Scott Morrison concedes the highly-infectious COVID-19 Omicron variant is having an impact on Australia’s workforce and consumer spending.
But the prime minister believes the economy will bounce back smartly, just as it did when virus lockdowns were removed in the past.
Treasurer Josh Frydenberg – from his COVID-19 sick bed – and Treasury are monitoring developments, but Mr Morrison says it is too early to provide an exact assessment Omicron’s impact.
“As the case numbers continue to rise, the volume of cases will of course have an inevitable impact on the workforce,” the prime minister told reporters in Canberra on Monday.
“This is an incredibly tough time on business. There aren’t lockdowns but there are many people obviously impacted by being close contacts or people being wary, or those indeed who have COVID themselves.”
He said it was having a “predictable and understandable” impact on consumer spending.
But Opposition Leader Anthony Albanese warned if the government doesn’t get the health outcomes right, the adverse impact on the economy will be stronger.
“We are seeing that around the country, we’re seeing that with workers unable to attend work, with shortages on our supermarket shelves,” Mr Albanese told reporters in Townsville.
“And it’s extraordinary that in the third year now of this pandemic, the prime minister’s rhetoric is still the same.”
Official retail spending figures for November are due on Tuesday, which economists expect to show another strong outcome as a result of NSW, Victoria and the ACT all emerging from extensive lockdowns battling the Delta variant.
However, an analysis by ANZ last week showed spending in the week to January 5 has returned to the low levels seen during the Delta lockdowns as consumers showed caution about being in public places as the Omicron strain emerged.

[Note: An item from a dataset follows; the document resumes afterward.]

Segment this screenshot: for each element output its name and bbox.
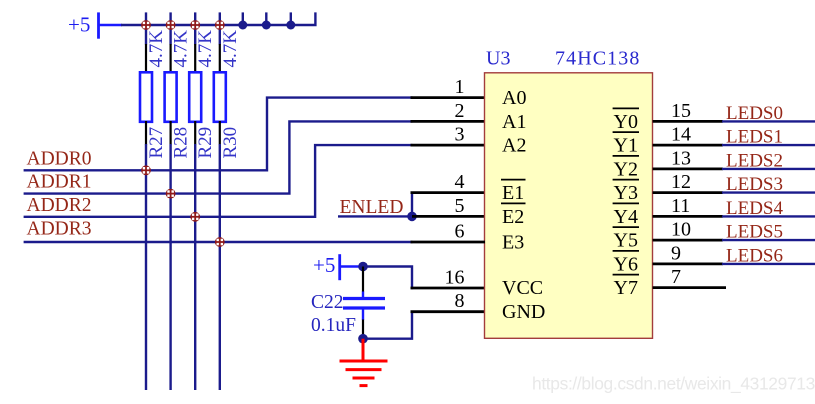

However, Assistant Treasurer Michael Sukkar is confident the Australian economy can overcome the Omicron challenge with households having the security of huge savings.
Mr Sukkar says new data shows households have built up $48 billion in offset mortgage accounts and more than $170 billion in other savings accounts during the pandemic.
“So that’s $220 billion of economic firepower that’s there – it provides a great foundation to continue to support our economic recovery,” Mr Sukkar told Sky News.
Meanwhile, the Australian Bureau of Statistics (ABS) said building approvals bounced back by 3.6 per cent in November after a sharp 13.6 per cent drop in October.
The rising number of approvals was driven by the ‘private sector dwellings excluding houses’ component, which increased by 9.7 per cent to 5315 approvals.
Private sector house approvals rose 1.4 per cent to 10,892, following a 3.5 per cent rise in October.
“The series has been at historically elevated levels over the past year, largely driven by government stimulus and record low interest rates,” ABS director of construction statistics Daniel Rossi said.
“While private house approvals are no longer at record highs, the November result remains 25.8 per cent higher than the pre-pandemic level in November 2019, indicating ongoing strength in the detached housing market.”
Housing Industry Association chief economist Tim Reardon believes the boom in detached home building is set to be sustained well into 2023.